Keine Wechselstimmung Die kämpferische SPD setzt ganz auf Dreyer. Die 55 Jahre alte Juristin aus Trier regiert eigentlich erst seit drei Jahren das Land, im Januar 2013 beerbte sie Kurt Beck (SPD). Dreyer aber war nicht nur die Herzdame der SPD, eine Frau, die mit ihrem sympathischen Lachen auffällt. Im Herbst 2014 räumte sie handstreichartig auf im Kabinett und entledigte sich aller Altlasten der Beck-Ära, seither sind die alten Skandale weit weg - allen voran der Nürburgring. Dreyer liegt in der Gunst der Rheinland-Pfälzer seit Monaten weit vor Klöckner. 50 Prozent würden sich derzeit in einer Direktwahl für Dreyer entscheiden, nur 30 Prozent für Klöckner. Hinzu kommt laut einer SWR-Umfrage: 61 Prozent der Rheinland-Pfälzer sind mit der Arbeit der rot-grünen Landesregierung zufrieden, das ist der beste Wert in der Legislaturperiode. Eine Wechselstimmung ist das nicht. Und so rätseln die Wahlforscher über die paradoxe Situation, dass die CDU in Umfragen stabil vorne liegt, die Wähler sich aber offenbar mehrheitlich eine Fortsetzung der rot-grünen Landesregierung wünschen, die aber in Umfragen von ARD und ZDF nicht mehr die nötige Mehrheit erreicht. Dafür stehen die Chancen für einen CDU-Wahlerfolg derzeit nicht schlecht. "Rheinland-Pfalz kann mehr", betonte Klöckner im TV-Duell, tatsächlich ist die Wirtschaftsentwicklung im Land inzwischen unter den Bundesschnitt gefallen. In der Flüchtlingspolitik hakte es zu Beginn gewaltig, die Straßen sind marode, die Schiersteiner Brücke und das Planungschaos, das ihr Zusammenbrechen aufdeckte, sorgten monatelang für eine bundesweite Lachnummer.

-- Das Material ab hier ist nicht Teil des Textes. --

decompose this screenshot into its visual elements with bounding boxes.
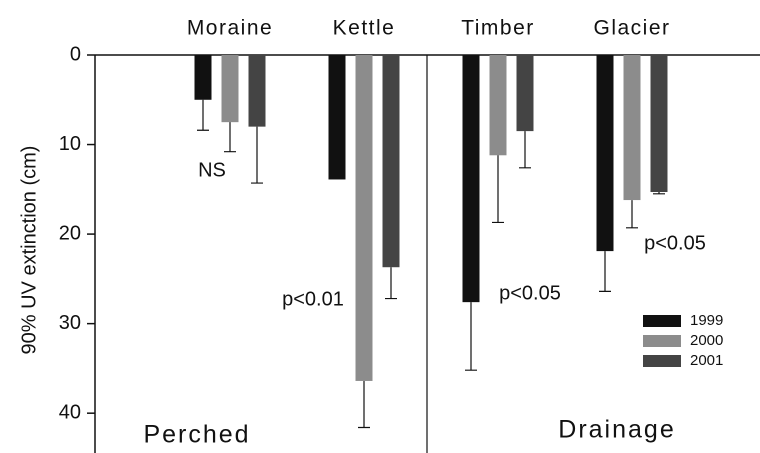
error-bar [626, 200, 638, 229]
bar [221, 55, 239, 123]
region-label: Drainage [558, 416, 675, 444]
y-tick-label: 30 [59, 312, 81, 334]
legend-label: 2000 [690, 332, 723, 349]
bar [382, 55, 400, 268]
error-bar [599, 251, 611, 292]
bar [462, 55, 480, 303]
annotation: p<0.05 [499, 282, 561, 304]
legend-swatch [643, 315, 681, 327]
annotation: p<0.01 [282, 288, 344, 310]
y-tick-label: 40 [59, 401, 81, 423]
category-label: Glacier [593, 17, 670, 40]
y-tick-label: 20 [59, 222, 81, 244]
error-bar [251, 126, 263, 184]
bar [623, 55, 641, 201]
annotation: NS [198, 159, 226, 181]
bar [248, 55, 266, 127]
error-bar [653, 192, 665, 195]
error-bar [224, 122, 236, 153]
bar [516, 55, 534, 132]
bar [355, 55, 373, 381]
y-axis-label: 90% UV extinction (cm) [18, 146, 40, 355]
error-bar [197, 99, 209, 131]
error-bar [358, 380, 370, 429]
legend-swatch [643, 355, 681, 367]
error-bar [519, 131, 531, 169]
category-label: Kettle [333, 17, 396, 40]
annotation: p<0.05 [644, 232, 706, 254]
legend-label: 1999 [690, 312, 723, 329]
error-bar [492, 155, 504, 224]
y-tick-label: 0 [70, 43, 81, 65]
bar [596, 55, 614, 252]
category-label: Moraine [187, 17, 273, 40]
y-tick-label: 10 [59, 133, 81, 155]
bar [489, 55, 507, 156]
bar [194, 55, 212, 100]
error-bar [465, 302, 477, 371]
legend-label: 2001 [690, 352, 723, 369]
error-bar [385, 267, 397, 300]
bar [650, 55, 668, 193]
category-label: Timber [461, 17, 535, 40]
legend-swatch [643, 335, 681, 347]
bar [328, 55, 346, 180]
region-label: Perched [143, 421, 250, 449]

Die Bündnisfrage Doch selbst wenn die CDU am 13. März stärkste Kraft wird, bliebe noch die Bündnisfrage zu klären. Das Chaos in der Union treibt zwar der FDP Wähler zu, mit fünf Prozent (ARD) könnten die Liberalen den Wiedereinzug in den Landtag schaffen (2011: 4,2 Prozent) - trotz eines minimalistischen Wahlkampfs, der vorwiegend auf die Themen Haushalt und Wirtschaft setzt. Doch Schwarz-Gelb hätte damit im neuen Landtag ebenso wenig eine Mehrheit wie Rot-Grün. Die Grünen müssen wohl mit einer Halbierung ihres sensationellen Fukushima-Ergebnisses von 2011 von 15,4 Prozent rechnen. Die Partei liegt bei sieben Prozent, die Parteispitze brüskierte ihre Basis zudem gerade mit einem unausgereiften Schwenk in der Flüchtlingspolitik.

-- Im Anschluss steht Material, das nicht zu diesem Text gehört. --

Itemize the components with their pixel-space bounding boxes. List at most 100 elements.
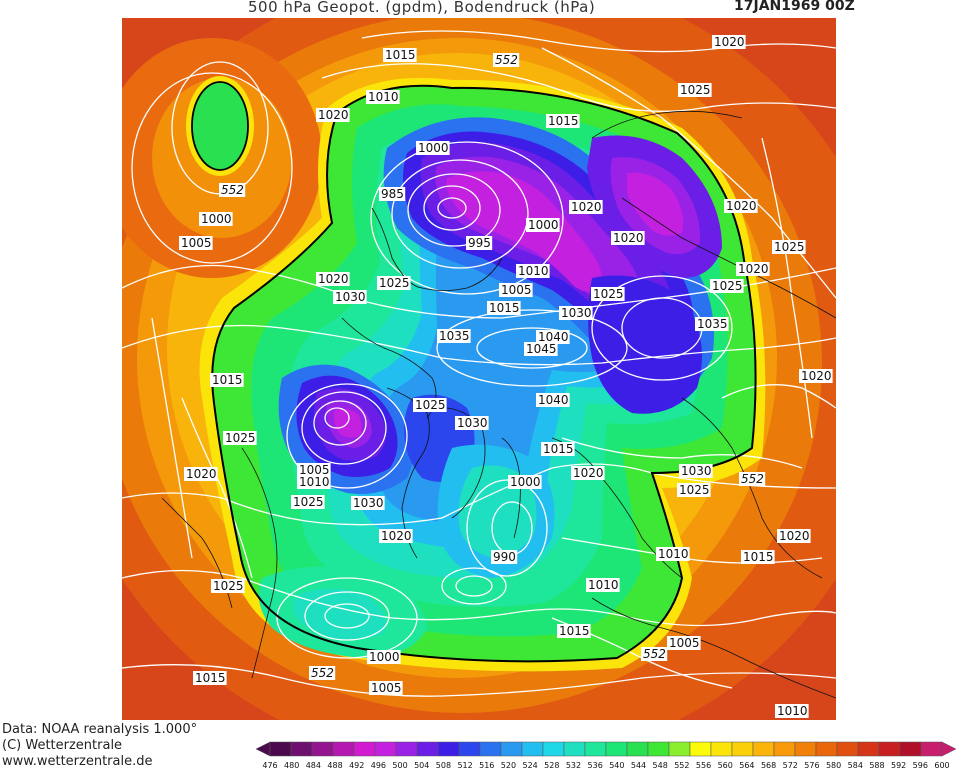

Das eigentliche Problem im neuen Landtag aber hieße AfD. Die Alternative für Deutschland würde laut ARD aktuell mit satten neun Prozent in den Mainzer Landtag einziehen. Es wäre das erste Mal, dass die Rheinland-Pfälzer ein politisches Experiment in ihr Parlament wählen würden.

In einem solchen Fünf-Parteien-Parlament blieben womöglich nur noch Koalitionsoptionen, die gar keiner will: Dreierbündnisse wie eine rot-grün-gelbe Ampel oder eine schwarz-grün-gelbe "Jamaika-Koalition" dürften schwer zu realisieren sein, die Wege zwischen FDP und Grünen sind weit. So könnte am Ende eine Große Koalition von CDU und SPD unausweichlich sein. Bleibt die Frage, mit welcher Ministerpräsidentin? Macht Klöckner das Rennen, würde sich Dreyer wohl zurückziehen und SPD-Landeschef Roger Lewentz übernehmen.

Die Autorin ist freie Journalistin in Mainz.